Aussi, lorsque les fines pointes vertes commencèrent à sortir, quelle obstination il mit à défendre sa future moisson contre les corbeaux pillards, se levant à la pointe du jour pour les poursuivre à coups de pierre ! N’oublions pas de mentionner, en outre, qu’à la naissance de Jenny, il avait planté un petit sapin au milieu de la grande cour, avec cette pensée qu’ils grandiraient tous les deux ensemble, l’arbuste et le bébé. Et ce frêle arbuste, ce n’était pas sans peine qu’il s’ingéniait à le protéger contre les oiseaux malfaisants. Décidément, P’tit-Bonhomme et les représentants de cette gent dévastatrice ne seraient jamais bons amis.

Cet été de 1880, on travailla dur dans les campagnes de l’Ouest-Irlande. Par malheur, les circonstances climatériques se montrèrent peu favorables au rendement du sol. En la plupart des comtés, il fut très inférieur à celui de l’année précédente. Néanmoins, la famine n’était point à craindre, puisque la récolte des pommes de terre promettait d’être abondante, quoique tardive, ce dont il fallait se louer, car les emblavures ne réussirent point, et du blé, il y en eut à peine. Quant aux seigles, aux orges, aux avoines, on dut reconnaître que ces diverses céréales allaient être insuffisantes pour les besoins du pays. Sans doute, cela amènerait une hausse des prix. Mais en quoi les cultivateurs profiteraient-ils de cette hausse, puisqu’ils n’auraient rien à vendre, étant forcés de conserver le peu qu’ils récolteraient pour les semailles de la prochaine année ? Aussi ceux qui avaient pu faire quelques économies devaient-ils s’attendre à les sacrifier d’abord pour le paiement des diverses taxes ; puis, tout l’argent disparaîtrait jusqu’au dernier shilling lors du règlement des fermages.
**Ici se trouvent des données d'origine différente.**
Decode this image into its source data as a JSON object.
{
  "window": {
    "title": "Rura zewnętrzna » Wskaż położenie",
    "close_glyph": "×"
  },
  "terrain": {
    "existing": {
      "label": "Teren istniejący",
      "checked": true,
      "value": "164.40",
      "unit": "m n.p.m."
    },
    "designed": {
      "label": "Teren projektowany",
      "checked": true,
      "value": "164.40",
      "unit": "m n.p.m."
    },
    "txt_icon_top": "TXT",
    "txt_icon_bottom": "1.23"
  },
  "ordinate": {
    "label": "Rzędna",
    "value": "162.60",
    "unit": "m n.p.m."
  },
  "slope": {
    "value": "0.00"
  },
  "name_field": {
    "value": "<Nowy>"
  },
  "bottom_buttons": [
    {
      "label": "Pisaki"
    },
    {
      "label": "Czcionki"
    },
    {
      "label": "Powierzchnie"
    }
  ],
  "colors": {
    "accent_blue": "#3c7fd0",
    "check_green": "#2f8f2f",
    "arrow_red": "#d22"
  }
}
La conséquence de cet état de choses fut que le mouvement nationaliste tendit à s’accentuer dans les comtés. C’est ce qui arrive toutes les fois qu’un nuage de misère se lève à l’horizon des campagnes irlandaises. En maint endroit retentirent les récriminations mêlées aux cris désespérés des partisans de la ligue agraire. De terribles menaces furent proférées contre les propriétaires du sol, qu’ils fussent ou non étrangers, et on n’a pas oublié que les landlords écossais ou anglais étaient considérés comme tels.

Cette année-là, en juin, à Westport, les gens, ameutés par la faim, venaient de s’écrier : « Accrochez-vous d’une poigne solide à vos fermes ! » et le mot d’ordre qui courait à travers les campagnes, c’était : « la terre aux paysans ! »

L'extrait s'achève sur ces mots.